In Perl, a character is a number in 0 to UVMAX.

And that bullshit is exactly why it is so broken.

Because &^*&% like you will keep on conflating 'numbers' with 'characters'.

  1. UVMAX is cpu dependant.

    Typically 4294967296 or 18446744073709551616, but with other values possible.

  2. The term 'character' has no meaning outside of some mapping.

    Unless a number can be mapped to a grapheme, grapheme-like unit, or symbol, such as in an alphabet or syllabary in the written form of a natural language., it is just a number.

    And even when it can be so mapped, until it is mapped, it is still just a number.

    And any suggestion otherwise is just so much bullshit.

  3. And 4294967296, much less 18446744073709551616 cannot be mapped to 'a character' in any known or proposed mapping.

    Which makes this:

    In Perl [or any language], a character is a number in 0 to UVMAX.
    stand out as the total twaddle it is.

Unicode support in Perl is broken. And until people like you stop pretending that it isn't it will stay that way.

Indeed, until those that do, stop trying to pretend that you can transparently handle the abortion that is Unicode, whether retro-fitting an existing language or implementing a new one, the longer it will be before we can evolve some sane semantics for handling MBCSs.


Examine what is said, not who speaks -- Silence betokens consent -- Love the truth but pardon error.
"Science is about questioning the status quo. Questioning authority".
In the absence of evidence, opinion is indistinguishable from prejudice.

Replies are listed 'Best First'.
Re^6: Simplest Possible Way To Disable Unicode
by ikegami (Patriarch) on May 24, 2011 at 07:49 UTC

    Perl should never treat a number as a 'wide character' without explicit notification from the programmer that that is his intent.

    Judging by your example, I think you mean you don't want wide character to automatically get encoded to UTF-8. (Correct me if I'm wrong.)

    What do you propose instead? I can think of a couple.

    • Dying like syswrite?
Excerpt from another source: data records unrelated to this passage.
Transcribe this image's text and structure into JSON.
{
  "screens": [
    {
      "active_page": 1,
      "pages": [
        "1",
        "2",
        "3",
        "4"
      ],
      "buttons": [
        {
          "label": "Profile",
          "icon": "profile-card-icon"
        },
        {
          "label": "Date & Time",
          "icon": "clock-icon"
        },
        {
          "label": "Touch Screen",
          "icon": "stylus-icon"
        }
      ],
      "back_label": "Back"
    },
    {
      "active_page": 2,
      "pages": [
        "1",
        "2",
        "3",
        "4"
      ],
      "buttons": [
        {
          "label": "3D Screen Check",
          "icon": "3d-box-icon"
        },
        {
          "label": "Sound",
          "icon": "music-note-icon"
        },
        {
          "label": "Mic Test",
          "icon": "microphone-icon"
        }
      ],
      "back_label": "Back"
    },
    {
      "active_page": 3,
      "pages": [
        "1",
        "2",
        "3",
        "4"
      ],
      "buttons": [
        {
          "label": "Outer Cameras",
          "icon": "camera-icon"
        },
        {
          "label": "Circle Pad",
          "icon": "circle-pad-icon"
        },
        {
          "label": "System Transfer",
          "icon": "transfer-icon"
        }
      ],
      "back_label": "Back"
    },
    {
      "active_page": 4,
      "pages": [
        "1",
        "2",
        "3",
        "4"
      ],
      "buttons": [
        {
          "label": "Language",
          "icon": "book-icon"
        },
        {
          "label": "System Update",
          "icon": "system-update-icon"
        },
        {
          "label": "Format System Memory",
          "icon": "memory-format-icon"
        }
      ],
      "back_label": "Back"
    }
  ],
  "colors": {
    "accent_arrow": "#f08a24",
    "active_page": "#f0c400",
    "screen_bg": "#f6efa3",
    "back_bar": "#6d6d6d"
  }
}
I'm not sure that's better, but I could easily be convinced.

    • Silently convert the numbers to UTF-8? I definitely want at least a warning if non-bytes is passed to print when warnings are on. I don't care what output it produces. Currently, it also warns when warnings are off. That's not appropriate, but I think that's suppose to change.

    • Silently truncate the high bits? Same reply as previous.

    The term 'character' has no meaning outside of some mapping.

    Characters have no meaning outside a mapping, but the term does. It's simply the basic unit of a string.

    And even when it can be so mapped, until it is mapped, it is still just a number.

    I fully agree. That's why I said pack doesn't deal with Unicode. It just deals with numbers. So do chr, ord, substr, index, etc.

    Operators that do use mappings are lc, \d in regex patterns, etc.

    And 4294967296, much less 18446744073709551616 cannot be mapped to 'a character' in any known or proposed mapping.

    No, but 4294967295 is a valid character.

    >perl -E"say ord chr 4294967295" 4294967295

    Perl uses utf8 (not to be confused with UTF-8), an encoding whose charset consist of 2**72 characters. Only up to UVMAX is supported, though.

    Unicode support in Perl is broken.

    I'm not going to discuss this because this thread has nothing to do with Unicode.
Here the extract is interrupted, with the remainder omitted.